Четверо беззаботным, расслабленным шагом уже подходили к току. Их очень удобно было срезать теперь одной меткой очередью, но все та же неопределенность их замысла удерживала Левчука от этого. А вдруг пройдут мимо, ко ржи, по каким-то своим делам, потому что откуда им известно, что в этом току сидят партизаны, думал Левчук, деревенея от напряжения.
– Левчук, что? Что? Где они? – отчаянным шепотом домогалась Клава, но он только мотнул головой.
– Тихо!
На какое-то время полицаи скрылись за углом тока – Левчук прижался лбом к шершавому бревну стены и не мог ничего увидеть. Они появились уже возле самой стены за малинником. Впереди шагал рослый полицай в суконном мундире с обвисшим от тяжелых подсумков ремнем на брюхе, с немецкой винтовкой в руке. В пальцах другой он держал сигарету и поспешно несколько раз затянулся перед тем, как бросить окурок наземь.
Он уже был на середине двора, и у Левчука все еще тлела слабенькая надежда, что, может, пройдет себе дальше.
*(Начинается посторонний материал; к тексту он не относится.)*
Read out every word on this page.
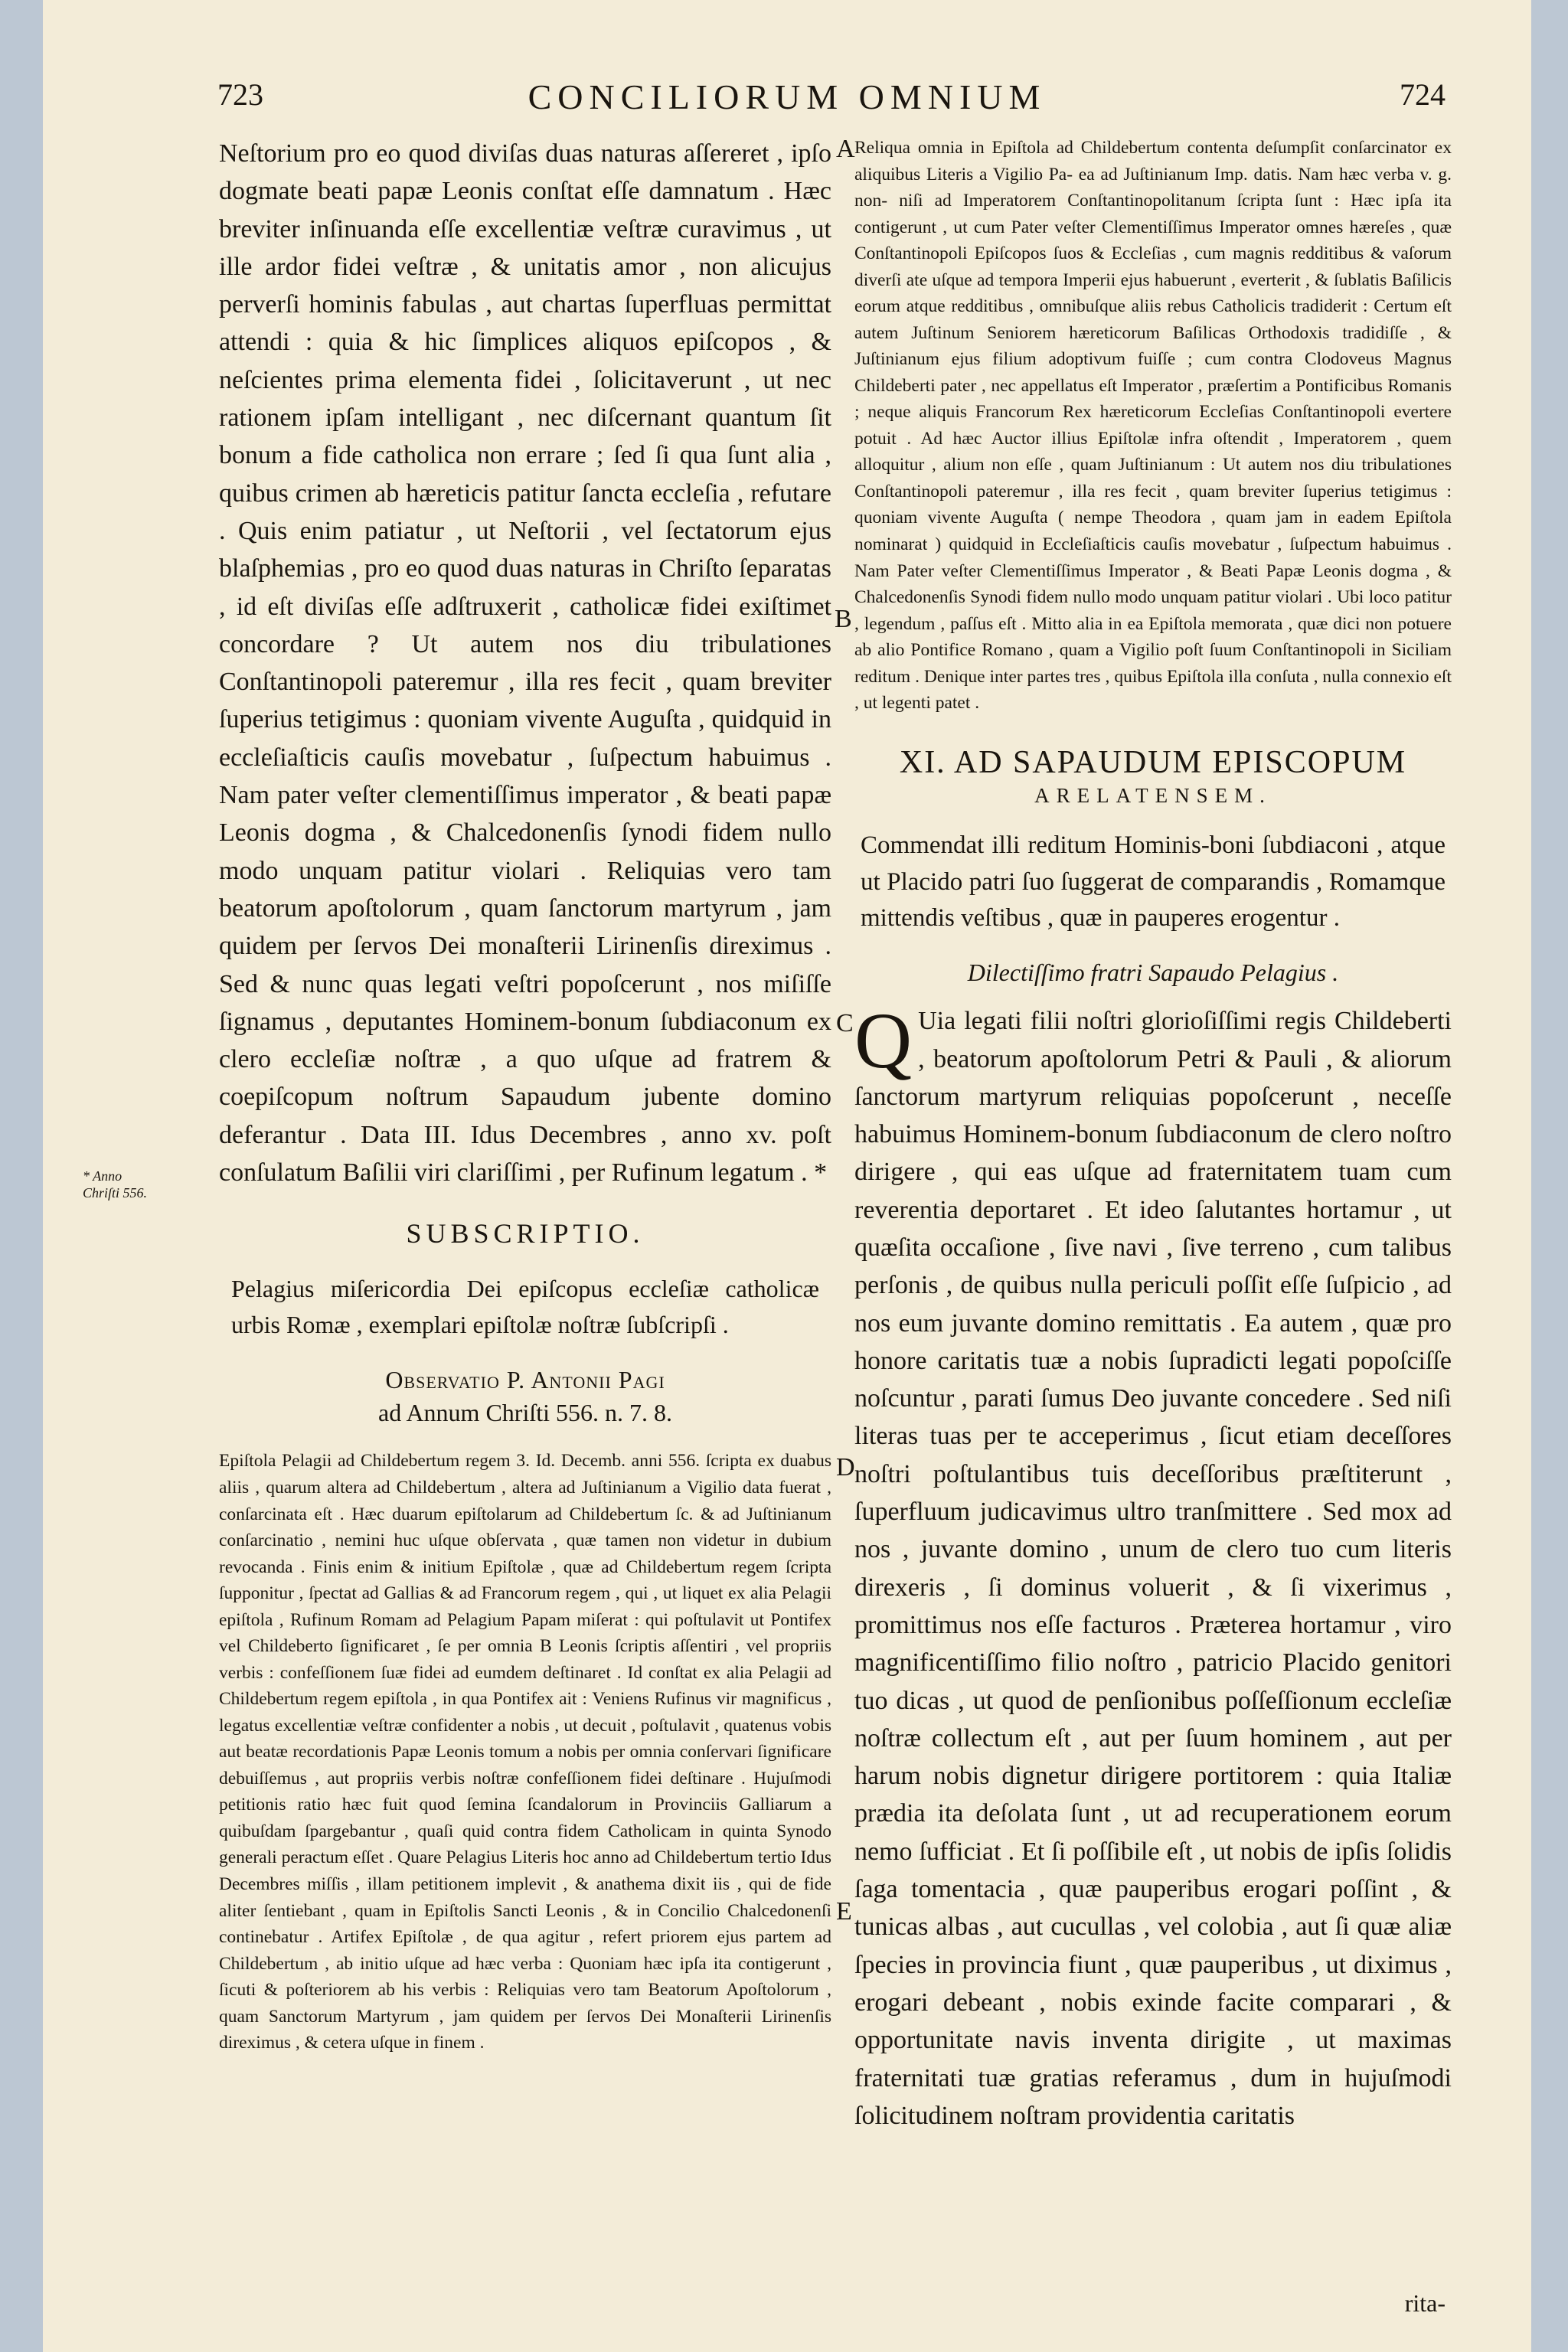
723	CONCILIORUM OMNIUM	724

Neſtorium pro eo quod diviſas duas naturas aſſereret , ipſo dogmate beati papæ Leonis conſtat eſſe damnatum . Hæc breviter inſinuanda eſſe excellentiæ veſtræ curavimus , ut ille ardor fidei veſtræ , & unitatis amor , non alicujus perverſi hominis fabulas , aut chartas ſuperfluas permittat attendi : quia & hic ſimplices aliquos epiſcopos , & neſcientes prima elementa fidei , ſolicitaverunt , ut nec rationem ipſam intelligant , nec diſcernant quantum ſit bonum a fide catholica non errare ; ſed ſi qua ſunt alia , quibus crimen ab hæreticis patitur ſancta eccleſia , refutare . Quis enim patiatur , ut Neſtorii , vel ſectatorum ejus blaſphemias , pro eo quod duas naturas in Chriſto ſeparatas , id eſt diviſas eſſe adſtruxerit , catholicæ fidei exiſtimet concordare ? Ut autem nos diu tribulationes Conſtantinopoli pateremur , illa res fecit , quam breviter ſuperius tetigimus : quoniam vivente Auguſta , quidquid in eccleſiaſticis cauſis movebatur , ſuſpectum habuimus . Nam pater veſter clementiſſimus imperator , & beati papæ Leonis dogma , & Chalcedonenſis ſynodi fidem nullo modo unquam patitur violari . Reliquias vero tam beatorum apoſtolorum , quam ſanctorum martyrum , jam quidem per ſervos Dei monaſterii Lirinenſis direximus . Sed & nunc quas legati veſtri popoſcerunt , nos miſiſſe ſignamus , deputantes Hominem-bonum ſubdiaconum ex clero eccleſiæ noſtræ , a quo uſque ad fratrem & coepiſcopum noſtrum Sapaudum jubente domino deferantur . Data III. Idus Decembres , anno xv. poſt conſulatum Baſilii viri clariſſimi , per Rufinum legatum . *

SUBSCRIPTIO.

Pelagius miſericordia Dei epiſcopus eccleſiæ catholicæ urbis Romæ , exemplari epiſtolæ noſtræ ſubſcripſi .

Observatio P. Antonii Pagi
ad Annum Chriſti 556. n. 7. 8.

Epiſtola Pelagii ad Childebertum regem 3. Id. Decemb. anni 556. ſcripta ex duabus aliis , quarum altera ad Childebertum , altera ad Juſtinianum a Vigilio data fuerat , conſarcinata eſt . Hæc duarum epiſtolarum ad Childebertum ſc. & ad Juſtinianum conſarcinatio , nemini huc uſque obſervata , quæ tamen non videtur in dubium revocanda . Finis enim & initium Epiſtolæ , quæ ad Childebertum regem ſcripta ſupponitur , ſpectat ad Gallias & ad Francorum regem , qui , ut liquet ex alia Pelagii epiſtola , Rufinum Romam ad Pelagium Papam miſerat : qui poſtulavit ut Pontifex vel Childeberto ſignificaret , ſe per omnia B Leonis ſcriptis aſſentiri , vel propriis verbis : confeſſionem ſuæ fidei ad eumdem deſtinaret . Id conſtat ex alia Pelagii ad Childebertum regem epiſtola , in qua Pontifex ait : Veniens Rufinus vir magnificus , legatus excellentiæ veſtræ confidenter a nobis , ut decuit , poſtulavit , quatenus vobis aut beatæ recordationis Papæ Leonis tomum a nobis per omnia conſervari ſignificare debuiſſemus , aut propriis verbis noſtræ confeſſionem fidei deſtinare . Hujuſmodi petitionis ratio hæc fuit quod ſemina ſcandalorum in Provinciis Galliarum a quibuſdam ſpargebantur , quaſi quid contra fidem Catholicam in quinta Synodo generali peractum eſſet . Quare Pelagius Literis hoc anno ad Childebertum tertio Idus Decembres miſſis , illam petitionem implevit , & anathema dixit iis , qui de fide aliter ſentiebant , quam in Epiſtolis Sancti Leonis , & in Concilio Chalcedonenſi continebatur . Artifex Epiſtolæ , de qua agitur , refert priorem ejus partem ad Childebertum , ab initio uſque ad hæc verba : Quoniam hæc ipſa ita contigerunt , ſicuti & poſteriorem ab his verbis : Reliquias vero tam Beatorum Apoſtolorum , quam Sanctorum Martyrum , jam quidem per ſervos Dei Monaſterii Lirinenſis direximus , & cetera uſque in finem .

Reliqua omnia in Epiſtola ad Childebertum contenta deſumpſit conſarcinator ex aliquibus Literis a Vigilio Pa- ea ad Juſtinianum Imp. datis. Nam hæc verba v. g. non- niſi ad Imperatorem Conſtantinopolitanum ſcripta ſunt : Hæc ipſa ita contigerunt , ut cum Pater veſter Clementiſſimus Imperator omnes hæreſes , quæ Conſtantinopoli Epiſcopos ſuos & Eccleſias , cum magnis redditibus & vaſorum diverſi ate uſque ad tempora Imperii ejus habuerunt , everterit , & ſublatis Baſilicis eorum atque redditibus , omnibuſque aliis rebus Catholicis tradiderit : Certum eſt autem Juſtinum Seniorem hæreticorum Baſilicas Orthodoxis tradidiſſe , & Juſtinianum ejus filium adoptivum fuiſſe ; cum contra Clodoveus Magnus Childeberti pater , nec appellatus eſt Imperator , præſertim a Pontificibus Romanis ; neque aliquis Francorum Rex hæreticorum Eccleſias Conſtantinopoli evertere potuit . Ad hæc Auctor illius Epiſtolæ infra oſtendit , Imperatorem , quem alloquitur , alium non eſſe , quam Juſtinianum : Ut autem nos diu tribulationes Conſtantinopoli pateremur , illa res fecit , quam breviter ſuperius tetigimus : quoniam vivente Auguſta ( nempe Theodora , quam jam in eadem Epiſtola nominarat ) quidquid in Eccleſiaſticis cauſis movebatur , ſuſpectum habuimus . Nam Pater veſter Clementiſſimus Imperator , & Beati Papæ Leonis dogma , & Chalcedonenſis Synodi fidem nullo modo unquam patitur violari . Ubi loco patitur , legendum , paſſus eſt . Mitto alia in ea Epiſtola memorata , quæ dici non potuere ab alio Pontifice Romano , quam a Vigilio poſt ſuum Conſtantinopoli in Siciliam reditum . Denique inter partes tres , quibus Epiſtola illa conſuta , nulla connexio eſt , ut legenti patet .

XI. AD SAPAUDUM EPISCOPUM
ARELATENSEM.

Commendat illi reditum Hominis-boni ſubdiaconi , atque ut Placido patri ſuo ſuggerat de comparandis , Romamque mittendis veſtibus , quæ in pauperes erogentur .

Dilectiſſimo fratri Sapaudo Pelagius .

Q Uia legati filii noſtri glorioſiſſimi regis Childeberti , beatorum apoſtolorum Petri & Pauli , & aliorum ſanctorum martyrum reliquias popoſcerunt , neceſſe habuimus Hominem-bonum ſubdiaconum de clero noſtro dirigere , qui eas uſque ad fraternitatem tuam cum reverentia deportaret . Et ideo ſalutantes hortamur , ut quæſita occaſione , ſive navi , ſive terreno , cum talibus perſonis , de quibus nulla periculi poſſit eſſe ſuſpicio , ad nos eum juvante domino remittatis . Ea autem , quæ pro honore caritatis tuæ a nobis ſupradicti legati popoſciſſe noſcuntur , parati ſumus Deo juvante concedere . Sed niſi literas tuas per te acceperimus , ſicut etiam deceſſores noſtri poſtulantibus tuis deceſſoribus præſtiterunt , ſuperfluum judicavimus ultro tranſmittere . Sed mox ad nos , juvante domino , unum de clero tuo cum literis direxeris , ſi dominus voluerit , & ſi vixerimus , promittimus nos eſſe facturos . Præterea hortamur , viro magnificentiſſimo filio noſtro , patricio Placido genitori tuo dicas , ut quod de penſionibus poſſeſſionum eccleſiæ noſtræ collectum eſt , aut per ſuum hominem , aut per harum nobis dignetur dirigere portitorem : quia Italiæ prædia ita deſolata ſunt , ut ad recuperationem eorum nemo ſufficiat . Et ſi poſſibile eſt , ut nobis de ipſis ſolidis ſaga tomentacia , quæ pauperibus erogari poſſint , & tunicas albas , aut cucullas , vel colobia , aut ſi quæ aliæ ſpecies in provincia fiunt , quæ pauperibus , ut diximus , erogari debeant , nobis exinde facite comparari , & opportunitate navis inventa dirigite , ut maximas fraternitati tuæ gratias referamus , dum in hujuſmodi ſolicitudinem noſtram providentia caritatis

A
B
C
D
E
* Anno Chriſti 556.
rita-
Левчук напряженно следил через щель за направлением его взгляда, который сперва скользнул вдоль стены тока, слегка задержался на углу, наверно, на густой чаще малинника, потом метнулся куда-то в сторону и остановился на остатках их костерка, от нескольких головешек которого еще шел слабый, едва приметный дымок. Левчук молча выругал себя за роковую беспечность, но было поздно. Полицай шагнул к двери, и та тихо скрипнула.
Прижимаясь спиной к стене, Левчук вскинул навстречу автомат, все еще не в состоянии расстаться с последними мгновениями своей надежды. Он думал, что снаружи не много чего увидишь в сумеречном помещении тока. Но не успел полицай раскрыть дверь, как возле стены напротив взметнулась темная фигура Клавы и в напряженной тиши грохнул один, второй, третий выстрелы. Полицай тихо вскрикнул и то ли упал за косяк, то ли просто скрылся в малиннике. Левчук сквозь доски двери стрикнул коротенькой очередью, и, чувствуя, что тотчас выстрелят в них, растянулся на земляном полу. Под стеной напротив, забившись за солому, нервно тряслась с пистолетом в руке Клава.